Despite this, CCED reflects the formal structured entities of the parish lists. Its search facilities are excellent if you wish to search for information about specific parishes whose name(s) you know, but, for example, it would be very difficult to search for ‘parishes in the Thames Valley’; or (another example given in the meeting), to define all parishes within one day’s horse riding distance of Jane Austen’s home, thus allowing the user to explore the clerical circles she would have come into contact with but without knowing the names of the parishes involved.

At sub-parish level, even the structured information is lacking. For example, there remains no definitive list of chapelries.  CCED has ‘created’ chapelries, where the records indicate that one is apparent (the East Greenwich example above is an instance of this). In such cases, a link with Chalice and/or Victoria County History (VCH) could help establish/verify such conjectured associations (posts on Chalice’s discussions with VCH will follow at some point).

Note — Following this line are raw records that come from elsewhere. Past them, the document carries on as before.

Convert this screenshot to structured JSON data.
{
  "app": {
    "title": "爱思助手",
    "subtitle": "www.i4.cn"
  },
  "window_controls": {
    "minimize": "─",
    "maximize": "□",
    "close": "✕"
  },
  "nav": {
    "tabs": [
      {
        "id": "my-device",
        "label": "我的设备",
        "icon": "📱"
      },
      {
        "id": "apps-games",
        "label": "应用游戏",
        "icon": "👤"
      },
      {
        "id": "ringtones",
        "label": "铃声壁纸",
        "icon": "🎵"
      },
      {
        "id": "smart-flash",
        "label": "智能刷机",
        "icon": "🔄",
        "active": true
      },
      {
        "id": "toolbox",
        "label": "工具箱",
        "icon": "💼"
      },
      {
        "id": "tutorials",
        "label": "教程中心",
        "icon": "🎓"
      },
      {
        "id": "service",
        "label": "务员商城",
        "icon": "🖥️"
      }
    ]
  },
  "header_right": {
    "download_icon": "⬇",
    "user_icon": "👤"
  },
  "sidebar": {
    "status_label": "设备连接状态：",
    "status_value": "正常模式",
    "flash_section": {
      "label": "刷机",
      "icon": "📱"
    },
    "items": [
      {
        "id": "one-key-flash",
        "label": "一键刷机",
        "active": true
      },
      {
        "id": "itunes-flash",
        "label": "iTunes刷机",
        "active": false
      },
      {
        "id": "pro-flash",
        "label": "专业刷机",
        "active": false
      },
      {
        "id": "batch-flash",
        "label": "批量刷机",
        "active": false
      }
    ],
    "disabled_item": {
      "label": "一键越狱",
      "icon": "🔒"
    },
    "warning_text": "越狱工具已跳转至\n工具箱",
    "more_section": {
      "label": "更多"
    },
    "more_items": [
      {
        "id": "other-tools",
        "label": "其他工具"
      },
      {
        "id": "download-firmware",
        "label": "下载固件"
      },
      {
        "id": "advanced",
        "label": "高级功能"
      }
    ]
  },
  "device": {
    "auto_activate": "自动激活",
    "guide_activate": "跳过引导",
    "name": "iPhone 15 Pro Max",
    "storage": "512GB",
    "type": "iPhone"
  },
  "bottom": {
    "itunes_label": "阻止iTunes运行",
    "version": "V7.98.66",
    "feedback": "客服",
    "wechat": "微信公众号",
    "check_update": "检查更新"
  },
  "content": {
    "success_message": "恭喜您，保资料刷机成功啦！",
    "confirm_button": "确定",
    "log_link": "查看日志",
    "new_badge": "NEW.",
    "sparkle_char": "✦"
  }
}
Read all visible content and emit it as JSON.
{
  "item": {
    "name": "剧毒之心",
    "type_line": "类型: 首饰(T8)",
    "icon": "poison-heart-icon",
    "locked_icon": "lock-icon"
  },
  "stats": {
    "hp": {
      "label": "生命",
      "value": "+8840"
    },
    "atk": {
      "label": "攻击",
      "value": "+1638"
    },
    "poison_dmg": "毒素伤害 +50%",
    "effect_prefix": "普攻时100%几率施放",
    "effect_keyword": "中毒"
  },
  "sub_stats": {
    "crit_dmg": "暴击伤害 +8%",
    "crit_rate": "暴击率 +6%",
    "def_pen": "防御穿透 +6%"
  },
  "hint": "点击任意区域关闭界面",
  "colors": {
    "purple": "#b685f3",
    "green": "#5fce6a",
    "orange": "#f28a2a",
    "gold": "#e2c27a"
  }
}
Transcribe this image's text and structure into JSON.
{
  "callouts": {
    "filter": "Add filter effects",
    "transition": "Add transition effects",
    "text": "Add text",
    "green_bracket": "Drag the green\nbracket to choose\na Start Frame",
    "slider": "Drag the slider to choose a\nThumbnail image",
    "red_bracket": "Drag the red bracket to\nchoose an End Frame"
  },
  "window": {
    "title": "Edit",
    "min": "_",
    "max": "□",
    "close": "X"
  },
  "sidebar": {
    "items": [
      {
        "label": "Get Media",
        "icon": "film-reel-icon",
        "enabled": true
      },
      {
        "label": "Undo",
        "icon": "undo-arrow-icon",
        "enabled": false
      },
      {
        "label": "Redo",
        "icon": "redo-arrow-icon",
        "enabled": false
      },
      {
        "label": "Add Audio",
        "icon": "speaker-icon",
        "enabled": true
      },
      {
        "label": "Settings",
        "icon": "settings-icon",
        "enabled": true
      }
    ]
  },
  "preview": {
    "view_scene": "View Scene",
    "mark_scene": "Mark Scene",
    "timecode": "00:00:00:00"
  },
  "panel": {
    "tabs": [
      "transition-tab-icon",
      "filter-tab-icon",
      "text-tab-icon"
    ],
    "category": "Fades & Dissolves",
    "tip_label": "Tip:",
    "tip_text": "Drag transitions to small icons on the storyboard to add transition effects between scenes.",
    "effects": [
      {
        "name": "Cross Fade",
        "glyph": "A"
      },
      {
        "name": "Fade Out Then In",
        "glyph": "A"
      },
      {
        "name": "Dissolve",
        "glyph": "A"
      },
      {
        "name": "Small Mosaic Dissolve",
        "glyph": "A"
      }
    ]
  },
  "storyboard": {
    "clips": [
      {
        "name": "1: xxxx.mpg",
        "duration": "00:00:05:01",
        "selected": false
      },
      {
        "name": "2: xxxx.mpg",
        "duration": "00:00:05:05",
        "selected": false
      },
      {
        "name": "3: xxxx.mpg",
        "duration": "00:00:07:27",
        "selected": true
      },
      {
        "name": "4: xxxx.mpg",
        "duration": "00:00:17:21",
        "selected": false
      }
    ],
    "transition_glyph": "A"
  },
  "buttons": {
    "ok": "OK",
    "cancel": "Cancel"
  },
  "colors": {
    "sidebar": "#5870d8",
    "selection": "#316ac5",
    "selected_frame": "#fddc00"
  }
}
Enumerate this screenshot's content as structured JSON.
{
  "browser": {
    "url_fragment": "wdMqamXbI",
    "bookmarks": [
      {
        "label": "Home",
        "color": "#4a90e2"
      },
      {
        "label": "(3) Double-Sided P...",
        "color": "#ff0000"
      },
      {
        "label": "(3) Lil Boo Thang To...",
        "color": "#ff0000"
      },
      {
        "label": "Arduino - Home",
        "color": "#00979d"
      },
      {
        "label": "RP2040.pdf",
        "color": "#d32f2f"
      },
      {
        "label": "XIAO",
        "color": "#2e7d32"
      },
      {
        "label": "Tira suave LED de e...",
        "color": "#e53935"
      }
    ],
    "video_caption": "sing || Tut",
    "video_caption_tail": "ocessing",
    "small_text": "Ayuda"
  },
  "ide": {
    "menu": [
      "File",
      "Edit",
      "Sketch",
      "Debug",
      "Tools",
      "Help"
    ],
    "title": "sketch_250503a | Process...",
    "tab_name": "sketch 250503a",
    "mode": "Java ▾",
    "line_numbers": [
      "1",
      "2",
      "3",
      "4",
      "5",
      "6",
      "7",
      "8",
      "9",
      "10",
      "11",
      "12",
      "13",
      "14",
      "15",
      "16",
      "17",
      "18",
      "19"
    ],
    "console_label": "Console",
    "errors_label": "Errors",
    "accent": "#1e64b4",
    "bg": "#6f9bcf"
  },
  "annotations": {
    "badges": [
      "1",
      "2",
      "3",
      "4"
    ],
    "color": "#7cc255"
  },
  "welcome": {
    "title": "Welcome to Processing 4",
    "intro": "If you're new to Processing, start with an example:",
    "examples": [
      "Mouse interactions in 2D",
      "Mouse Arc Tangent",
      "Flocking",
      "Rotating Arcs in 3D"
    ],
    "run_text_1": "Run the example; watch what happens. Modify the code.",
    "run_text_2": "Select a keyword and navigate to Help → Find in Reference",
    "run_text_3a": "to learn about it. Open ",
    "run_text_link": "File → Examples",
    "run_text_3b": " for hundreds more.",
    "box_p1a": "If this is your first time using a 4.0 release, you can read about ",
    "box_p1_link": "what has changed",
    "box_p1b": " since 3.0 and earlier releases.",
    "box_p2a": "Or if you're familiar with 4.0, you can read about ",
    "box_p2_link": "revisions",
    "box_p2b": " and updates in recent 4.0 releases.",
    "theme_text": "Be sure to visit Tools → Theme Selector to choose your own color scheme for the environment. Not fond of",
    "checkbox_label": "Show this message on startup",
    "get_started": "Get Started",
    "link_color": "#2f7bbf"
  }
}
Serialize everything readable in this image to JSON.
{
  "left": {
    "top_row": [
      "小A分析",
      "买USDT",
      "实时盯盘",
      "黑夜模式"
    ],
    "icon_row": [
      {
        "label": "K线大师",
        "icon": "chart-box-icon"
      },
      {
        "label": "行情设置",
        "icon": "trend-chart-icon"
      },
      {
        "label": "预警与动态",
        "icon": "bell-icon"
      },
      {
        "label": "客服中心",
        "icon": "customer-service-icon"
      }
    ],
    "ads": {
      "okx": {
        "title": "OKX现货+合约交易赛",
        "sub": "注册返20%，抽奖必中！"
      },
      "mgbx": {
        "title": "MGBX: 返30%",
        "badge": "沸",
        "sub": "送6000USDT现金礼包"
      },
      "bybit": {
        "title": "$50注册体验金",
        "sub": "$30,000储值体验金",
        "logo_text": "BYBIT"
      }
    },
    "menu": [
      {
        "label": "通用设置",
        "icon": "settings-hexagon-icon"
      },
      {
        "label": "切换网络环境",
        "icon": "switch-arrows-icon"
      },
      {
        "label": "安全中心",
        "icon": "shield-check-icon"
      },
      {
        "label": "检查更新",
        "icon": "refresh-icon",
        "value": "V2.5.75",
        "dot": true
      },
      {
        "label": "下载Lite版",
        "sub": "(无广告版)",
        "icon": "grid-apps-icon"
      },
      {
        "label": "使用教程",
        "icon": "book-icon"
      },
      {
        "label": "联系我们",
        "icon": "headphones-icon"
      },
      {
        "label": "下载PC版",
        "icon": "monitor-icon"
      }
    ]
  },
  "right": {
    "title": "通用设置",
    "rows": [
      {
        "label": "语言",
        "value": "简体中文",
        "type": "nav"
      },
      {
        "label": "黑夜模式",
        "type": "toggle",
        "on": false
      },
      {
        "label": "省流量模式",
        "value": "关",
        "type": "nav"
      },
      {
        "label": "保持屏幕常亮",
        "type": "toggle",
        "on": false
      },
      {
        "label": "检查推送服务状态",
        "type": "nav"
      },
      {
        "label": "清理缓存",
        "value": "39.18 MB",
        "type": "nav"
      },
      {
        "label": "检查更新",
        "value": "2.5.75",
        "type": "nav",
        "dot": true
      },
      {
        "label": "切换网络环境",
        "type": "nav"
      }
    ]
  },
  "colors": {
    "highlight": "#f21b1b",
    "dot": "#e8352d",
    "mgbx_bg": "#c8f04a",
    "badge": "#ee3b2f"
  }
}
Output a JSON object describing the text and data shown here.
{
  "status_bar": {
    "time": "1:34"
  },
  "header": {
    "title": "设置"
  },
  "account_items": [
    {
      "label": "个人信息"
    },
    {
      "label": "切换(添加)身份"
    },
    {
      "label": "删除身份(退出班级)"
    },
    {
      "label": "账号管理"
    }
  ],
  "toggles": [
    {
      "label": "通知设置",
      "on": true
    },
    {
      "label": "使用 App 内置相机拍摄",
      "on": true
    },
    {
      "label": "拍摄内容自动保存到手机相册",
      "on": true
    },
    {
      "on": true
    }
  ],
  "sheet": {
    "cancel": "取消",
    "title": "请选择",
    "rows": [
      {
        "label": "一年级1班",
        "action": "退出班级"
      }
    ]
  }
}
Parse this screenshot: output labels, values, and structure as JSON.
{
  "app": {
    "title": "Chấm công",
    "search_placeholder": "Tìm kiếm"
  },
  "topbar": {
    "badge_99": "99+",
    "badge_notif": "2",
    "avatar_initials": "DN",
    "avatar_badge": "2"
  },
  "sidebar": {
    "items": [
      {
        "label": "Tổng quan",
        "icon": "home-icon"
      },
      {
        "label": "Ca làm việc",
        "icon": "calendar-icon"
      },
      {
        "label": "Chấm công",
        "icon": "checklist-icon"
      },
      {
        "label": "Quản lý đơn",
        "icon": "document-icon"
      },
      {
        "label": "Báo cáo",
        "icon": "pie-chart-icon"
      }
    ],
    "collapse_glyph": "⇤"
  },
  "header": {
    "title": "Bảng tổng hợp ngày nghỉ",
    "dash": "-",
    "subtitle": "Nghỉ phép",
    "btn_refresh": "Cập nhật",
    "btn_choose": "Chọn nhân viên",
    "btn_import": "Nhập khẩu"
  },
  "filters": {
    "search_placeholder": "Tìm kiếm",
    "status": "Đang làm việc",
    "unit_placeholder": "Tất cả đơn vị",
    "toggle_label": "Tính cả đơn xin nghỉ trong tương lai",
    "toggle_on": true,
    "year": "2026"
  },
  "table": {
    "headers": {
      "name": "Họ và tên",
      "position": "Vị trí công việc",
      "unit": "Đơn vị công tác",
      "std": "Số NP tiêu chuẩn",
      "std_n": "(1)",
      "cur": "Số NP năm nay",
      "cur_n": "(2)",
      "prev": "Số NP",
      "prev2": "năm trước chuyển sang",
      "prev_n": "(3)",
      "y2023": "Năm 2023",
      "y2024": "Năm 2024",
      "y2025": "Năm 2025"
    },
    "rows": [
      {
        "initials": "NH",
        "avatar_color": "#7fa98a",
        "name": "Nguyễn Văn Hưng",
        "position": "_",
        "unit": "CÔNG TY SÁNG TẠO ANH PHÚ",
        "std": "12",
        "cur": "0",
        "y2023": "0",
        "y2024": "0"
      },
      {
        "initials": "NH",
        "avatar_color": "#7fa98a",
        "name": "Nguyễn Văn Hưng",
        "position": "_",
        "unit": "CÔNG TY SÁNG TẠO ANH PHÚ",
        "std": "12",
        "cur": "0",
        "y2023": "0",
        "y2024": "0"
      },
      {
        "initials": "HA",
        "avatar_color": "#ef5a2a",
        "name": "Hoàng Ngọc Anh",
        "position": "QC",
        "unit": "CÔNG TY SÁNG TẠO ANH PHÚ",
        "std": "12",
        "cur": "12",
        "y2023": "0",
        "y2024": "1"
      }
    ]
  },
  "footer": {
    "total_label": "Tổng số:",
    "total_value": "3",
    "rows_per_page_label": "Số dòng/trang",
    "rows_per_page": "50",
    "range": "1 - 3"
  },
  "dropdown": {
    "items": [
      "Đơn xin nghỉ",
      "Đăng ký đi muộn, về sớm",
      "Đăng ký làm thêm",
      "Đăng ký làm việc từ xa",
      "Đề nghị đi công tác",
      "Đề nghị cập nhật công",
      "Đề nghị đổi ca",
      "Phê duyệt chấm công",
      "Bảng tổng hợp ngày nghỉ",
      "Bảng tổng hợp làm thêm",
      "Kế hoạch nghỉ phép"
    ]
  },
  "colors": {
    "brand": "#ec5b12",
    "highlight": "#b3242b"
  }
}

When one dips below even the imperfect georeferencing of parishes, there are non-geographic, or semi-geographic, exceptions which need to be dealt with: chaplains of naval vessels are one example; as are cathedrals, which sit outside the system, and indeed maintain heir own systems and hierarchies. In such cases, it is better to pinpoint the things that can be pinpointed, and leave it to the researcher to build their own interpretations around the resulting layers of fuzziness. One simple point layer that could be added to Chalice, for example, is data from Ordnance Survey’s describing the locations churches: a set of simple points which would associate the names of a parish with a particular location, not worrying too much about the amorphous parish boundaries, and yet eminently connectible to the structure of a resource such as CCED.

In the main, the interests that  CCED share with Chalice are ones of structural association with geography. Currently, Chalice relies on point based grid georeferencing, where that has been provided by county editors for the English Place Name Survey. However, the story is clearly far more complex than this.   If placename history is also landscape history, one must also accept that it is also intimately linked to Church history; since the Church exerted so much influence of all areas of life of so much of the period of history in question.

Therefore Chalice should consider two things:

  1. what visual interface/structure would work best to display complex layers of information
  2. how can the existing (limited) georeferencing of EPNS be enhanced by linking to it?

The association of (EPNS, placename, church, CCED, VCH) could allow historians to construct the kind of queries they have not been able to construct before.